Bundespräsident Steinmeier kondoliert zum Tod von Jürgen Flimm

Schwerpunktthema: Pressemitteilung

5. Februar 2023


Bundespräsident Steinmeier hat heute Susanne Ottersbach-Flimm und ihrer Familie zum Tod ihres Mannes Jürgen Flimm kondoliert. Der Bundespräsident schreibt:

Die Nachricht vom Tode Ihres Mannes hat mich bestürzt und sehr traurig gemacht. Ich spreche Ihnen und allen Angehörigen mein tief empfundenes Beileid aus.

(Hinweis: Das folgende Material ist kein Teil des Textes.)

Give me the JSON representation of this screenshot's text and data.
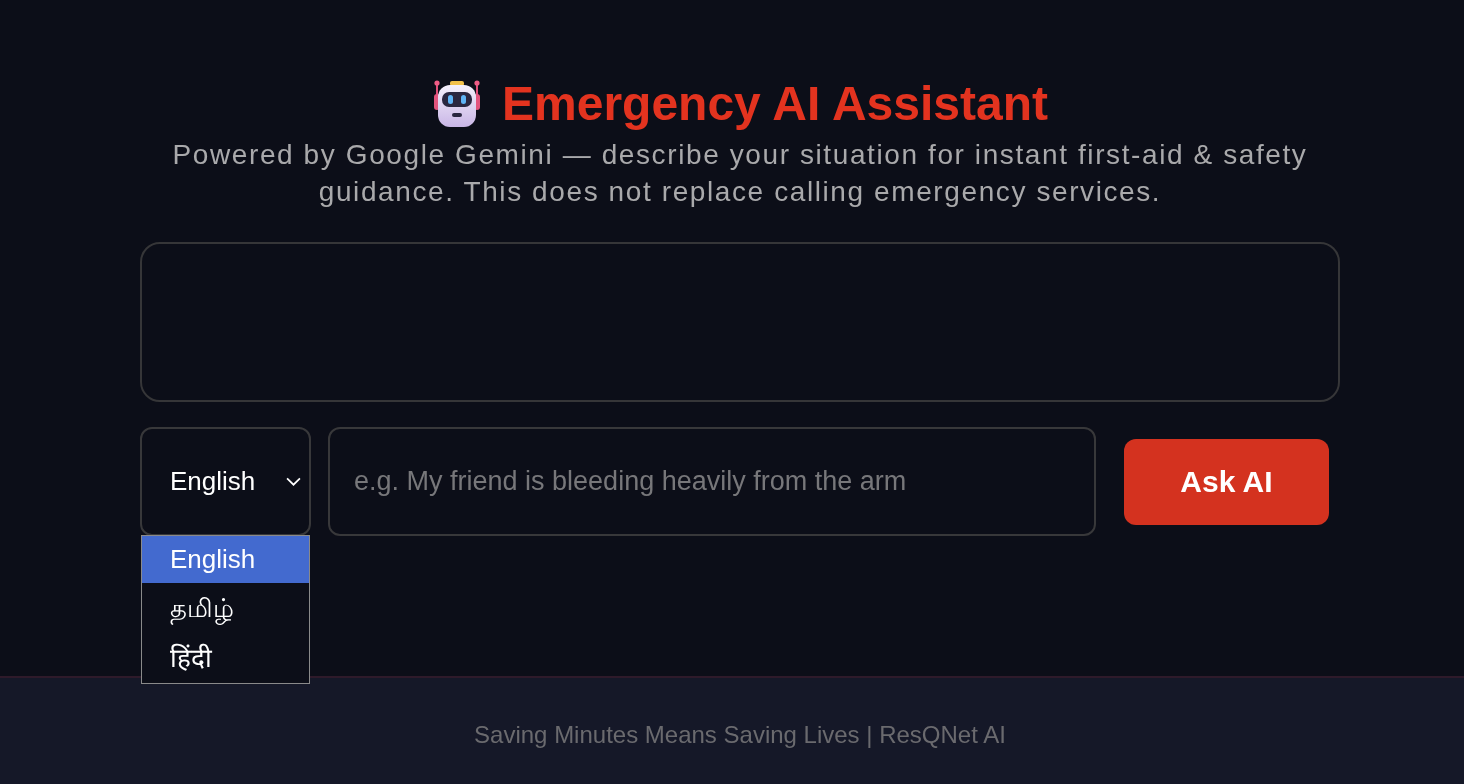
{
  "header": {
    "title": "Emergency AI Assistant",
    "subtitle": "Powered by Google Gemini — describe your situation for instant first-aid & safety guidance. This does not replace calling emergency services."
  },
  "language_select": {
    "value": "English",
    "expanded": true,
    "options": [
      {
        "label": "English",
        "selected": true
      },
      {
        "label": "தமிழ்",
        "selected": false
      },
      {
        "label": "हिंदी",
        "selected": false
      }
    ]
  },
  "query_input": {
    "placeholder": "e.g. My friend is bleeding heavily from the arm"
  },
  "ask_button": {
    "label": "Ask AI"
  },
  "footer": {
    "text": "Saving Minutes Means Saving Lives | ResQNet AI"
  }
}
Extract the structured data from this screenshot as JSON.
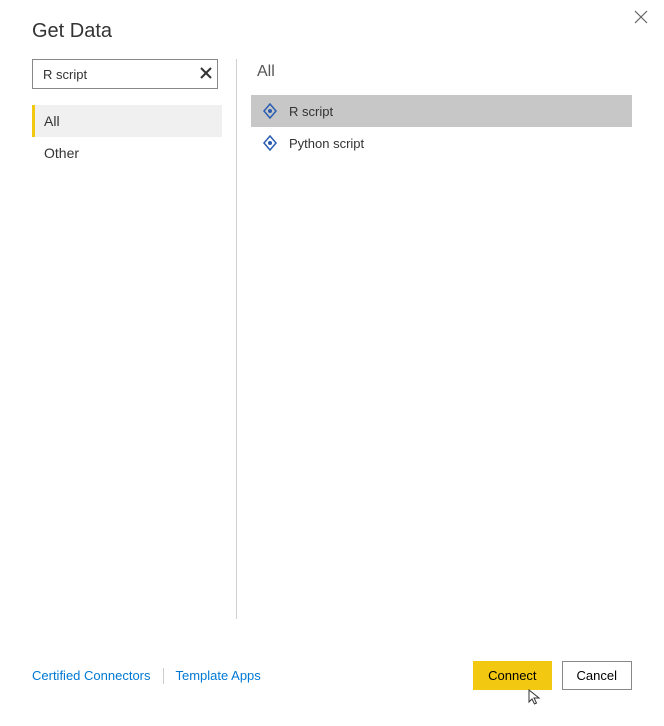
{
  "header": {
    "title": "Get Data"
  },
  "search": {
    "value": "R script"
  },
  "categories": [
    {
      "label": "All",
      "selected": true
    },
    {
      "label": "Other",
      "selected": false
    }
  ],
  "right_header": "All",
  "connectors": [
    {
      "label": "R script",
      "selected": true
    },
    {
      "label": "Python script",
      "selected": false
    }
  ],
  "footer": {
    "certified": "Certified Connectors",
    "templates": "Template Apps",
    "connect": "Connect",
    "cancel": "Cancel"
  }
}
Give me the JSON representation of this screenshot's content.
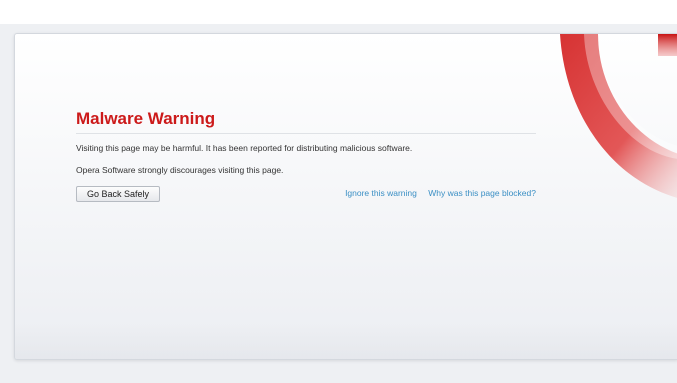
{
  "page": {
    "title": "Malware Warning",
    "message_1": "Visiting this page may be harmful. It has been reported for distributing malicious software.",
    "message_2": "Opera Software strongly discourages visiting this page."
  },
  "actions": {
    "back_label": "Go Back Safely",
    "ignore_label": "Ignore this warning",
    "why_label": "Why was this page blocked?"
  },
  "logo": {
    "icon": "opera-logo-icon",
    "color": "#cc1a1a"
  },
  "colors": {
    "title": "#cc1a1a",
    "link": "#3b8fc4"
  }
}
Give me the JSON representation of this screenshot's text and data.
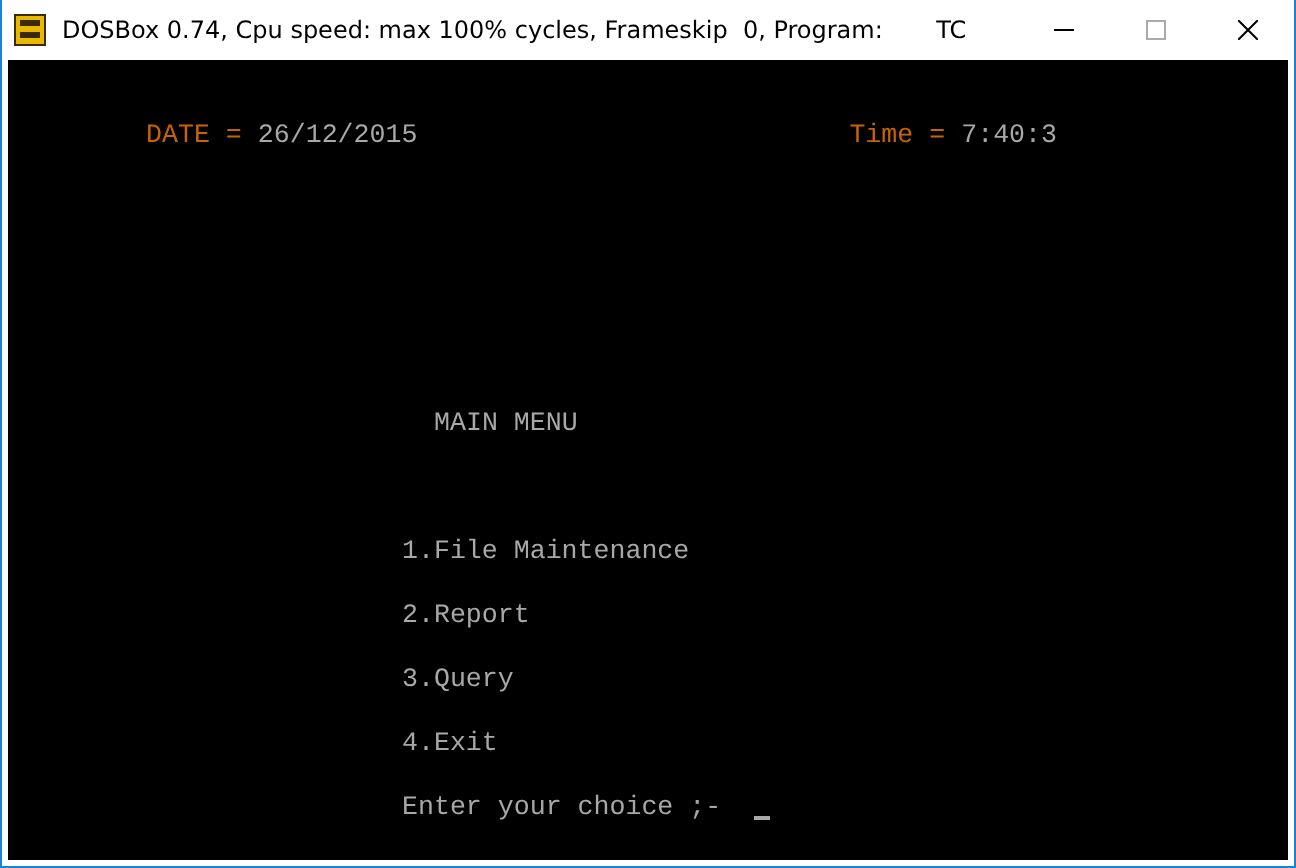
{
  "window": {
    "title": "DOSBox 0.74, Cpu speed: max 100% cycles, Frameskip  0, Program:       TC"
  },
  "header": {
    "date_label": "DATE",
    "date_sep": "=",
    "date": "26/12/2015",
    "time_label": "Time",
    "time_sep": "=",
    "time": "7:40:3"
  },
  "menu": {
    "title": "MAIN MENU",
    "items": [
      "1.File Maintenance",
      "2.Report",
      "3.Query",
      "4.Exit"
    ]
  },
  "prompt": {
    "label": "Enter your choice ;-"
  }
}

Jürgen Flimm war ein Großmeister des Theaters und der Oper, ein bekennender Freund des Publikums, ein leidenschaftlicher Streiter für die Kunst. Seine kraftvollen und bildmächtigen Inszenierungen haben unzählige Menschen in unserem Land, in Europa und den Vereinigten Staaten bewegt. Seine Ideen, seine Akribie und seine künstlerische Vielseitigkeit haben ganze Generationen von Regisseurinnen und Intendanten inspiriert. Nicht zuletzt hat es Ihren Mann immer ausgezeichnet, dass er seinen Schauspielerinnen und Sängern die Bühne bereitet hat, auf der sie ihre Kunst strahlend in Szene setzen konnten.

Jürgen Flimm, der begnadete Erzähler, hat Klassiker erneuert, ohne sie zu entkernen und zur Kulisse werden zu lassen. Er war fest davon überzeugt, dass das Theater „seine Legitimation durch den Zuschauer“ braucht. Und es ist ihm gelungen, sein Publikum immer wieder in den Bann zu ziehen, zu bereichern und zu begeistern, in Hamburg und Köln, im Ruhrgebiet und in Salzburg, an den großen Opernhäusern von Mailand, London, New York, Bayreuth oder Berlin. Oft war es ein winziges Detail seiner Inszenierungen – eine Geste, ein Blick, ein Wort, eine gespannte Pause –, das uns als Zuschauer berührt hat, das wir mitgenommen haben aus dem Theater in unser Leben.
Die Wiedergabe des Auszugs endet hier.